At least seven dead in Brazil plane crash
An executive jet crashed in a heavily populated neighbourhood of Sao Paulo today, killing at least seven people and leaving a pile of smoky rubble just months after the city suffered the nation’s deadliest air disaster.
The plane, a Learjet 35 belonging to a Brazilian air taxi company, slammed into at least two houses shortly after taking off, airport authority Infraero spokeswoman Lucia Ferreira said.
Three people injured in the crash – including a child – were taken to hospital for treatment, a firefighter identified as Col. Paiol told Record TV. Authorities did not immediately say how many people were aboard the jet, or how many of the dead were in the plane or on the ground.
Investigators were trying to determine the cause of the crash, but Ferreira said there were no immediate indications that it was related to a series of Brazilian air traffic chaos and woes including the July 17 crash of a Tam Linhas Aereas SA jetliner, which slammed into a building in Sao Paulo, killing 199 people.

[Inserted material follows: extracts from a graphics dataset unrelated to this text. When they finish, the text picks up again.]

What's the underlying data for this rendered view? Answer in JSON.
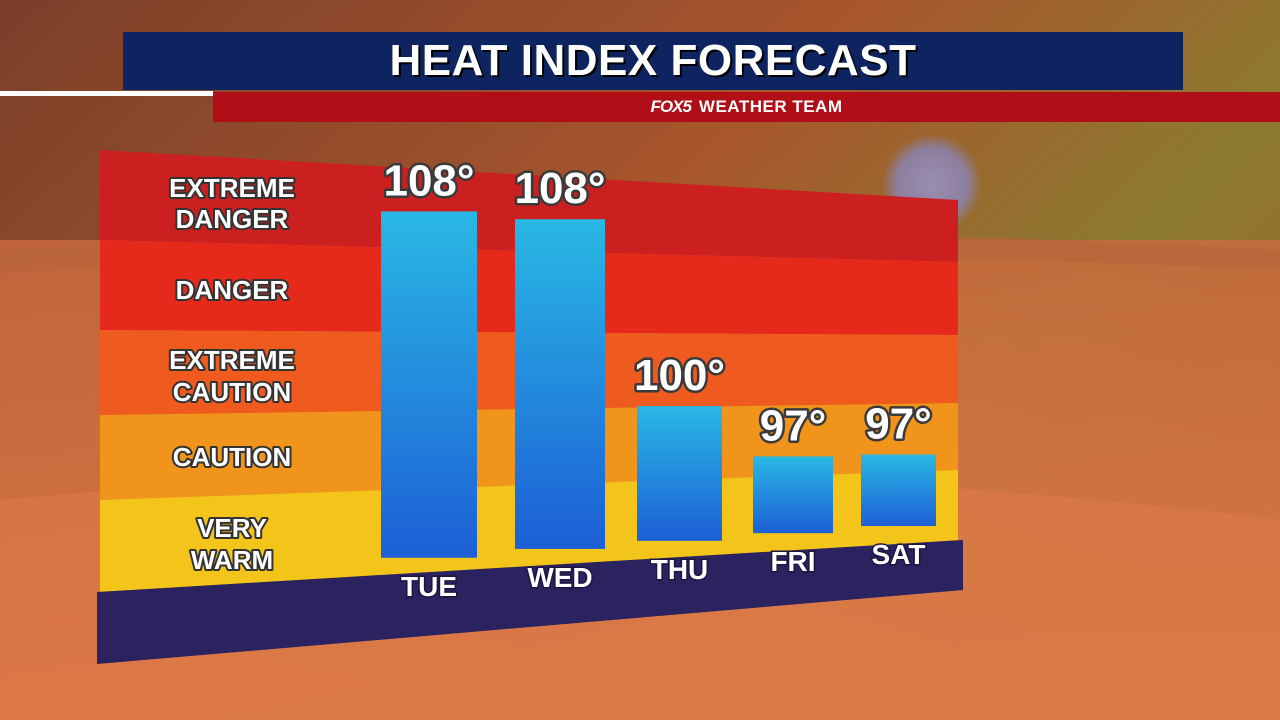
{
  "header": {
    "title": "HEAT INDEX FORECAST",
    "sub_logo": "FOX5",
    "sub_title": "WEATHER TEAM"
  },
  "zones": [
    {
      "label_line1": "EXTREME",
      "label_line2": "DANGER",
      "color": "#cc1f1f"
    },
    {
      "label_line1": "DANGER",
      "label_line2": "",
      "color": "#e52a1c"
    },
    {
      "label_line1": "EXTREME",
      "label_line2": "CAUTION",
      "color": "#ef5a1f"
    },
    {
      "label_line1": "CAUTION",
      "label_line2": "",
      "color": "#f0941b"
    },
    {
      "label_line1": "VERY",
      "label_line2": "WARM",
      "color": "#f3c41a"
    }
  ],
  "chart_data": {
    "type": "bar",
    "categories": [
      "TUE",
      "WED",
      "THU",
      "FRI",
      "SAT"
    ],
    "values": [
      108,
      108,
      100,
      97,
      97
    ],
    "value_labels": [
      "108°",
      "108°",
      "100°",
      "97°",
      "97°"
    ],
    "title": "HEAT INDEX FORECAST",
    "xlabel": "",
    "ylabel": ""
  },
  "colors": {
    "bar_top": "#27b6e2",
    "bar_bottom": "#1d63d8",
    "base": "#2a2360",
    "title_bar": "#0d2460",
    "sub_bar": "#b10f17"
  }
}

That crash happened at Sao Paulo’s Congonhas airport, widely criticised for having a short runway that makes landing tricky during rainy conditions. Some say the airport is a threat to the surrounding area, which was rural decades ago when Congonhas was built but is now home to hundreds of thousands of Brazilians.
The jet that crashed this afternoon took off from the Campo de Marte airport, used by executive jets and helicopters. It was owned by Reali Taxi Aereo and was en route to Rio de Janeiro, Ferreira said.
Witnesses told Brazilian media the plane ploughed nose first into the blue-collar neighbourhood as it apparently tried to return to the airport during cloudy and slightly rainy conditions. One home was destroyed and another was heavily damaged. At least 60 firefighters were still combing through the debris hours later.
Reali’s website said the company specialises in transporting medical patients and organs for transplant. The company’s phone number did not appear to be working today, and an e-mail message seeking comment was not immediately returned.
Brazil’s fast-growing air industry has been plagued by problems of late: July’s disaster; a September 2006 crash that killed 154 people in the Amazon jungle; and a series of air traffic woes, including radar outages and controller strikes and work slowdowns.
The chaos led President Luiz Inacio Lula da Silva to fire his defense minister in charge of civil aviation. The new aviation chief, Nelson Jobim, has promised to give passenger safety priority over comfort in his push to repair the nation’s air industry.